Das Ungesehene sehen, das Geahnte festhalten
RUPERTINUM / LA MIRADA
18/11/10 Erstmals in Österreich präsentiert das Museum der Moderne Salzburg eine Auswahl von fotografischen und Video-Arbeiten aus der Daros Latinamerica Collection. „La Mirada“ heißt die Ausstellung im MdM Rupertinum.
Von Heidemarie Klabacher
Daros Latinamerica ist eine im Jahr 2000 in Zürich gegründete Sammlung zeitgenössischer mittel- und südamerikanischer Kunst der Gegenwart. Ziel der Sammlungsleiter sei es, „herausragende Werke von Künstlern Lateinamerikas zu erwerben, unabhängig von der nationalen Zugehörigkeit des Künstlers oder den Vorgaben gängiger Galeriestrategien“, so die Kuratorin Margit Zuckriegl.
Dabei geht es nicht um den Aufbau einer musealen Sammlung. Die Initiative versteht sich vielmehr als Partner für Künstler, Institutionen und Vermittler. Daros Latinamerica ist nun mit einer repräsentativen Auswahl aus den über tausend Werke umfassenden Beständen mit
Schwergewicht auf Fotografie und Video zu Gast im MdM Rupertinum. Über alle Etagen werden hundert Fotografien und 15 Videoarbeiten von 22 Künstleren und Künstlern gezeigt. Sie alle widmen sich unterschiedlichen Zugängen und technischen Formaten: „Das Spektrum reicht dabei von der dokumentarischen Bildsprache bis zur sozialkritischen Recherche, von fantastischen Inszenierungen bis zur subjektivistischen Selbstbefragung“. Dadurch eröffne sich eine „Sicht auf Lateinamerika als Kunstregion in einem globalen Netzwerk künstlerischer Produktion und Reflexion“, so Margit Zuckriegl.
Das Unauslotbare uralter Überlieferungen und Traditionen spielt vor allem in den Arbeiten von Mario Cravo Neto oder Luis González Palma eine Rolle. „Dort, wo Visionen und Geistwesen spürbar sind, finden sie auch Eingang in bildliche Welten, sind Bann und Fetisch, Abwehrzauber und Symbol, Teil einer Gesellschaft und ihrer kulturellen Praxen.“
Der zweite Teil der Ausstellung umfasst gesellschaftskritische Werke, in denen sich die Künstlerinnen und Künstler mit Vehemenz gegen zivilisatorische Übergriffe und Politwillkür auflehnen.

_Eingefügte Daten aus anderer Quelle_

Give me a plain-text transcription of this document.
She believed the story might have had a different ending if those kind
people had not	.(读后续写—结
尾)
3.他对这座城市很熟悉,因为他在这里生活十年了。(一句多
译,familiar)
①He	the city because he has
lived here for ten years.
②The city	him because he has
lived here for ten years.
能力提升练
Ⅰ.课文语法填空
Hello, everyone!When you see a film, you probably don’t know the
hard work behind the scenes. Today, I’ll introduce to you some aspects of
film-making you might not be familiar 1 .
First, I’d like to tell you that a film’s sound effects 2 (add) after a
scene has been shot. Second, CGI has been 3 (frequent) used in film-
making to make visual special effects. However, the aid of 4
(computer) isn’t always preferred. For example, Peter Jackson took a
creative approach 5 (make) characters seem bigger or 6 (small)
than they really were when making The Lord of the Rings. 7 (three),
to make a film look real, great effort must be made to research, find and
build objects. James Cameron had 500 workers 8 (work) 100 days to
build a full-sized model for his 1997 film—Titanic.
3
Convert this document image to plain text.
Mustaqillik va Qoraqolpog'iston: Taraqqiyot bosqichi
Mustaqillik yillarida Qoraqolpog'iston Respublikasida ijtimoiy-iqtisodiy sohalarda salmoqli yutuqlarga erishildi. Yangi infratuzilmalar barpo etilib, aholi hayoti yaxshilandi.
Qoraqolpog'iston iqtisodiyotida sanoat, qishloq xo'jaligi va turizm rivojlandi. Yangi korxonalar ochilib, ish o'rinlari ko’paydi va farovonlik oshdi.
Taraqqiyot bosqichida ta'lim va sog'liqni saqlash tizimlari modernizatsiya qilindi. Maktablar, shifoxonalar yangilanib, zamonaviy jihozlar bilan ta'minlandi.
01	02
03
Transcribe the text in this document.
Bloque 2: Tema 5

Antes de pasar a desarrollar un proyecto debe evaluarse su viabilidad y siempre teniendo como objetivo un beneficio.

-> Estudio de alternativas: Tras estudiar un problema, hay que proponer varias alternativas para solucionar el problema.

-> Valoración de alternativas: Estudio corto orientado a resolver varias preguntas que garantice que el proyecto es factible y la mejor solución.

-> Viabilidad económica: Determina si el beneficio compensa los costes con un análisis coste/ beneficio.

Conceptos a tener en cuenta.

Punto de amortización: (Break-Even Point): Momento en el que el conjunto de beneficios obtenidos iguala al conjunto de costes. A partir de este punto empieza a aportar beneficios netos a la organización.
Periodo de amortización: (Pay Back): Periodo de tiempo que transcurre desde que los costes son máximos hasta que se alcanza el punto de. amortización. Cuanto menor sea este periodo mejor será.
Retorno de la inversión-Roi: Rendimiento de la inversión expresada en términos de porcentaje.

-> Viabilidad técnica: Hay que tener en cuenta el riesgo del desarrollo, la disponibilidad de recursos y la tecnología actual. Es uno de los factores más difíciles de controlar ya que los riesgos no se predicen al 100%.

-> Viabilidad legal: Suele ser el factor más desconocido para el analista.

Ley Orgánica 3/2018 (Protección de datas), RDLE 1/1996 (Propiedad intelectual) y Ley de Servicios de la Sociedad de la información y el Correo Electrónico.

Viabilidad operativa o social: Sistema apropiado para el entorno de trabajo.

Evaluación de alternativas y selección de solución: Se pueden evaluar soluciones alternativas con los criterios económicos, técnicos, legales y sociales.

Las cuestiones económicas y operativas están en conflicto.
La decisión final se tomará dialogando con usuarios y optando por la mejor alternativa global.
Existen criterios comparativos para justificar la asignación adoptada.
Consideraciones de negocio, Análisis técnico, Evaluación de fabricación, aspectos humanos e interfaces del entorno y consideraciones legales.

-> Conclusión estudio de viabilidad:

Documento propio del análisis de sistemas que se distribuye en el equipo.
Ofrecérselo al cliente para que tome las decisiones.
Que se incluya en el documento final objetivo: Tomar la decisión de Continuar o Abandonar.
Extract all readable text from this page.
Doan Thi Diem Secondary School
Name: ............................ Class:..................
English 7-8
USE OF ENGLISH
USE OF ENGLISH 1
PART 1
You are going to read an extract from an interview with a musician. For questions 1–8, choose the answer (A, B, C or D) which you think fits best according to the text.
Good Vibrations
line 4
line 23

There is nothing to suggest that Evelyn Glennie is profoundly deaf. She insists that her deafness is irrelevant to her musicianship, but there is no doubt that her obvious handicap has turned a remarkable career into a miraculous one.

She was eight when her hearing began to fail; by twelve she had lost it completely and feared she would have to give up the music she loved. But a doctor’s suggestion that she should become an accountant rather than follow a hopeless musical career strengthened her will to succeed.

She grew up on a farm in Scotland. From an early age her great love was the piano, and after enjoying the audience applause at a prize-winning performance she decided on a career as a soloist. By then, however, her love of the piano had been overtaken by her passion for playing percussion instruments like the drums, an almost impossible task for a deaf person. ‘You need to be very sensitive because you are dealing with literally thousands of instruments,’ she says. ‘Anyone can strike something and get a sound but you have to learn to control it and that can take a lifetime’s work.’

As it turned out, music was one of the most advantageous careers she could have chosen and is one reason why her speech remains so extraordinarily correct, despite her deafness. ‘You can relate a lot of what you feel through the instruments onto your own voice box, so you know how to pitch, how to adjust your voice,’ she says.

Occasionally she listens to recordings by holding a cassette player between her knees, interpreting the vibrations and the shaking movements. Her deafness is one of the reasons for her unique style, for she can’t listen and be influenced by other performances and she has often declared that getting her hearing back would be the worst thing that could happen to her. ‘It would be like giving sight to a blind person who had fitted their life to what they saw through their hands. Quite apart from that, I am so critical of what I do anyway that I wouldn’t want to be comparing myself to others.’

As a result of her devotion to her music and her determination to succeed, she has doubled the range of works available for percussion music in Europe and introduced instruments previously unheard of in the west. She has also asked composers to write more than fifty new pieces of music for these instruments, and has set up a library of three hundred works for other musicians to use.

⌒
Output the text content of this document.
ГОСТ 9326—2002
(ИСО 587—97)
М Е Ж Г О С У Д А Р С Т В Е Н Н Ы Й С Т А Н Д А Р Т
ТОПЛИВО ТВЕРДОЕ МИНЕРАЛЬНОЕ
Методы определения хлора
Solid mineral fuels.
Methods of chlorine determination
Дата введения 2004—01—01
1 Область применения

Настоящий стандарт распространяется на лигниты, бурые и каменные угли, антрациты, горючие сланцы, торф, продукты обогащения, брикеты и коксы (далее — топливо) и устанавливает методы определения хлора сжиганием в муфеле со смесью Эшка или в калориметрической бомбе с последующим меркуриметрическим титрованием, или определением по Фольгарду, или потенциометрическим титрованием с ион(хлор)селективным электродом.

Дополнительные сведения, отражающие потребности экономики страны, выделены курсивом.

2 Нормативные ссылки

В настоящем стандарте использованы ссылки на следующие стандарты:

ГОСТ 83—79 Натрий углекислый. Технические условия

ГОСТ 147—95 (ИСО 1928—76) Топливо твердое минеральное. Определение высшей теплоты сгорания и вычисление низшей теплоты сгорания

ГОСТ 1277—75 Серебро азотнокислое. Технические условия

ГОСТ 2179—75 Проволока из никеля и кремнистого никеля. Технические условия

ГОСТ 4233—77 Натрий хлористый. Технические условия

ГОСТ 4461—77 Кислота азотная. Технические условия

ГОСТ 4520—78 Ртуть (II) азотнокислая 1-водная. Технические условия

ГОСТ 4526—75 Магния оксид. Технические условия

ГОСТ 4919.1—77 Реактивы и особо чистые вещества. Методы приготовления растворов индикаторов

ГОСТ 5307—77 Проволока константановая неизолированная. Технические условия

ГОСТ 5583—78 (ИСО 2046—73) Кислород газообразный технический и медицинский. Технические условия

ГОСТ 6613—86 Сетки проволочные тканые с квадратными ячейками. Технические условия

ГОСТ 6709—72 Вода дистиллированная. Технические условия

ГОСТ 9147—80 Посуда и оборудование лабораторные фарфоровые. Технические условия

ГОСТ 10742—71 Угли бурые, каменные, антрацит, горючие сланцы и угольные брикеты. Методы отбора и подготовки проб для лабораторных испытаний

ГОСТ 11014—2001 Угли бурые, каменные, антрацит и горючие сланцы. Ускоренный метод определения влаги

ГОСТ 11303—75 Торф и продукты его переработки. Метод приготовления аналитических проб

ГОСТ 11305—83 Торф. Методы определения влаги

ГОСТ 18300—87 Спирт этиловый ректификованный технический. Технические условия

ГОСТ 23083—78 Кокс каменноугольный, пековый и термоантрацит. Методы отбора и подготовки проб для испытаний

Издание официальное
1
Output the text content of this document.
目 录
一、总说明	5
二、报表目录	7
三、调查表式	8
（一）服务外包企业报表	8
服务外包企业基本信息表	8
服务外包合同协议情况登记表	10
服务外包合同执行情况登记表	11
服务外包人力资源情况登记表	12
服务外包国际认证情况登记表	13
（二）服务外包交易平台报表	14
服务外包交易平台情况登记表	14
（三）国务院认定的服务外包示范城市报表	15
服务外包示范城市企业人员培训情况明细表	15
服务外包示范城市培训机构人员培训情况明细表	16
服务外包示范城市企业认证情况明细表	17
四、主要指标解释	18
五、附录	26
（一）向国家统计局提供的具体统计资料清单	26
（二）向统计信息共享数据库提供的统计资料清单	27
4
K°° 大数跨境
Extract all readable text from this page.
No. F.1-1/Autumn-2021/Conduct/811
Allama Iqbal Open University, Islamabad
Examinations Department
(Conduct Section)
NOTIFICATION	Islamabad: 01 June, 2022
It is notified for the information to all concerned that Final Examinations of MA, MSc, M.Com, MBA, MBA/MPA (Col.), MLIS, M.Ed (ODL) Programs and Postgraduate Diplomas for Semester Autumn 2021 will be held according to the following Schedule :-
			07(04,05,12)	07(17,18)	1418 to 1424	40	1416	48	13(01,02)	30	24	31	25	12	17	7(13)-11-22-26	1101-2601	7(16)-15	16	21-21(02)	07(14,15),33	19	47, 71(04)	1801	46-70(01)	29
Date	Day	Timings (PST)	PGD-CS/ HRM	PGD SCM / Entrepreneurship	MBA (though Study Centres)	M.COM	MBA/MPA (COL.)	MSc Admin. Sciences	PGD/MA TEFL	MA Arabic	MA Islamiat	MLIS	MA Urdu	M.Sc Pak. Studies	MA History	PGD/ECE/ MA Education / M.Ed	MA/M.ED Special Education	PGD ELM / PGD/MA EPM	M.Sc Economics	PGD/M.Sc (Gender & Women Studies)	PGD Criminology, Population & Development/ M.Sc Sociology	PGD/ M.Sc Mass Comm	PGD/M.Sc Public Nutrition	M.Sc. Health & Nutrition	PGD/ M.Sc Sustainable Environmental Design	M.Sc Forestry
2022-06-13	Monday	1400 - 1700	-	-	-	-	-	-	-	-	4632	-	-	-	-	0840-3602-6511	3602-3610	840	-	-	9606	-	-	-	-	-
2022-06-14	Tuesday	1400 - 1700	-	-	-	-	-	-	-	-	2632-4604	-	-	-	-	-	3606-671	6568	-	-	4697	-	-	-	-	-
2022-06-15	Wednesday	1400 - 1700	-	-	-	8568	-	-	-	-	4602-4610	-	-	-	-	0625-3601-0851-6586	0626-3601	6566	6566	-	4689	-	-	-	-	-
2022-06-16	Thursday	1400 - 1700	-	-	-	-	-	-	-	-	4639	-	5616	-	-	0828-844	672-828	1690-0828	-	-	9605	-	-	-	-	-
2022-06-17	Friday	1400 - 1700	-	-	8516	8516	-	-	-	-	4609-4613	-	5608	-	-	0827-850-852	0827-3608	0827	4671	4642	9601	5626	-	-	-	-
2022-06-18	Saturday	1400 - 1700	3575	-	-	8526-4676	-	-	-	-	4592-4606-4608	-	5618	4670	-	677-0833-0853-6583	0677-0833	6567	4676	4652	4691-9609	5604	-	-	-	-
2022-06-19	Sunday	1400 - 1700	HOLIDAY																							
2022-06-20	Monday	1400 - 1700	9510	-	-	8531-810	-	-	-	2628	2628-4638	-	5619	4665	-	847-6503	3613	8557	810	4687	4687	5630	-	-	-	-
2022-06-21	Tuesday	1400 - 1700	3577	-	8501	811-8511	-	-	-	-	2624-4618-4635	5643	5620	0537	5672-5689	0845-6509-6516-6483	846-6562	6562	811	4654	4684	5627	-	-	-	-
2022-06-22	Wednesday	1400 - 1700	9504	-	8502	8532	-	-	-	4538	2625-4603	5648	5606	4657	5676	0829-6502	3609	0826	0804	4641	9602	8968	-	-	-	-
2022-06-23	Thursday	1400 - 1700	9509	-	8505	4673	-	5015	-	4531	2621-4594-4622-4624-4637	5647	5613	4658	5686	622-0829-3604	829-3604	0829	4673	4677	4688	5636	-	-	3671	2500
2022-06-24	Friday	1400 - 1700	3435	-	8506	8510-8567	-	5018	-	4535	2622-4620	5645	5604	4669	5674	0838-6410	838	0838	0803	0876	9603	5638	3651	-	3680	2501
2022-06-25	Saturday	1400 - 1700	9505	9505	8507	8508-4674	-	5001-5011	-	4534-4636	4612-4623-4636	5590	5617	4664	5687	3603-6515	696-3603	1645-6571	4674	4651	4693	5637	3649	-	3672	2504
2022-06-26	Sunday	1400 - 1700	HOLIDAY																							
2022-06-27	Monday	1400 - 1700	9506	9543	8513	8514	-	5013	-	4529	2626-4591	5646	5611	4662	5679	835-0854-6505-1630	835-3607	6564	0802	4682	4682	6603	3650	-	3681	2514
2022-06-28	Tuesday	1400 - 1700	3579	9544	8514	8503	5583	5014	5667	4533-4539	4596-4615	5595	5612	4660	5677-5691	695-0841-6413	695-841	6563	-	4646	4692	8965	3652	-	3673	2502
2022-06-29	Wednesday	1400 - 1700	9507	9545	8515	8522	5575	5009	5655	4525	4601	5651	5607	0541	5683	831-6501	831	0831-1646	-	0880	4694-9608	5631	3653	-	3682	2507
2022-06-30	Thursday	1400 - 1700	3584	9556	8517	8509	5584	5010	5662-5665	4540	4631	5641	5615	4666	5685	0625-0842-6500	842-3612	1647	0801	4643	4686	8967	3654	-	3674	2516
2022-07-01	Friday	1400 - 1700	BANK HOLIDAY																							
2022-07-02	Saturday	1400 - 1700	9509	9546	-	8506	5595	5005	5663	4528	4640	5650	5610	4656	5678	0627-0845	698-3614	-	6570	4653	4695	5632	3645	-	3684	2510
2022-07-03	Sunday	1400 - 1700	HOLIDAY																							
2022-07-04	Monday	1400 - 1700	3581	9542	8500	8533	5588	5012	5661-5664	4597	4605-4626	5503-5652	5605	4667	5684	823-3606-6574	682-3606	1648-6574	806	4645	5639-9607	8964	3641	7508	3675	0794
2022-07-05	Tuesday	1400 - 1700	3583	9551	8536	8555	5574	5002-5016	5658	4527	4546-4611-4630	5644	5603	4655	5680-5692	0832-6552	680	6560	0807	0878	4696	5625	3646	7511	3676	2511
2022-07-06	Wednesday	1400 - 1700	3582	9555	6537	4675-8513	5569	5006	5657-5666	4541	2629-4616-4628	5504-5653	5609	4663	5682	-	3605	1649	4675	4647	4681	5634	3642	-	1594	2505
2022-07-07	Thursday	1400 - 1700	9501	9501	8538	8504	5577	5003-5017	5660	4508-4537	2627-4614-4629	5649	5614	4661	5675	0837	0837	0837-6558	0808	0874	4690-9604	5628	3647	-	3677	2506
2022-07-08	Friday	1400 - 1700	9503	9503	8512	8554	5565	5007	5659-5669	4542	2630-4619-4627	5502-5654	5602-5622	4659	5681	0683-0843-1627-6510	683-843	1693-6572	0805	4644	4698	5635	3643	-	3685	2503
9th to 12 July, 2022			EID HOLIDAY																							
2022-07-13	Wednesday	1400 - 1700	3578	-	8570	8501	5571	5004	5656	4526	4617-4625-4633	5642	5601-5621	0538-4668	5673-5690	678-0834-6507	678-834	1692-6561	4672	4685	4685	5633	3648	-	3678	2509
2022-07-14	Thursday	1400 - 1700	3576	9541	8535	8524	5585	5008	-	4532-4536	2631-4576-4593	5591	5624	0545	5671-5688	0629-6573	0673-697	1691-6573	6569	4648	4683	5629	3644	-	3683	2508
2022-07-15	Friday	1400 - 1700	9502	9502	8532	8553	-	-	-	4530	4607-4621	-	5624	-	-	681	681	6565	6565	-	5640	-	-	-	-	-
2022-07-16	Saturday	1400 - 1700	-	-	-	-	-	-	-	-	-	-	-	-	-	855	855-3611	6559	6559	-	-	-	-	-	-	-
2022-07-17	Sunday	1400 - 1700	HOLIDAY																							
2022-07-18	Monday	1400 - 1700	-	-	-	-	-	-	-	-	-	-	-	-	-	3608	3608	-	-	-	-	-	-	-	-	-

Diese Willkür sei heute noch als Erbe von jahrzehntelangen diktatorischen Regimes spürbar und in denen die Rechte des Individuums grob missachtet worden sind. In diese Gruppe gehören etwa die Arbeiten von Ana Mendieta oder von Regina José Galindo mit ihren feministischen Themen. Ironisch-zynisch in den Blick genommen werden oft auch „sehnsuchtsvolle Amerikanismen“, etwa in den Fotos von Marcos López oder im skurrilen Video von Martín Sastre.
Der dritte Teil der Ausstellung im Rupertinum widmet sich streng konzeptuell angelegten Arbeiten, „in denen global relevante Fragen zur Kunstproduktion, zur Zeitlichkeit des Existenziellen und zur Irritation durch künstlerische Interventionen gestellt werden.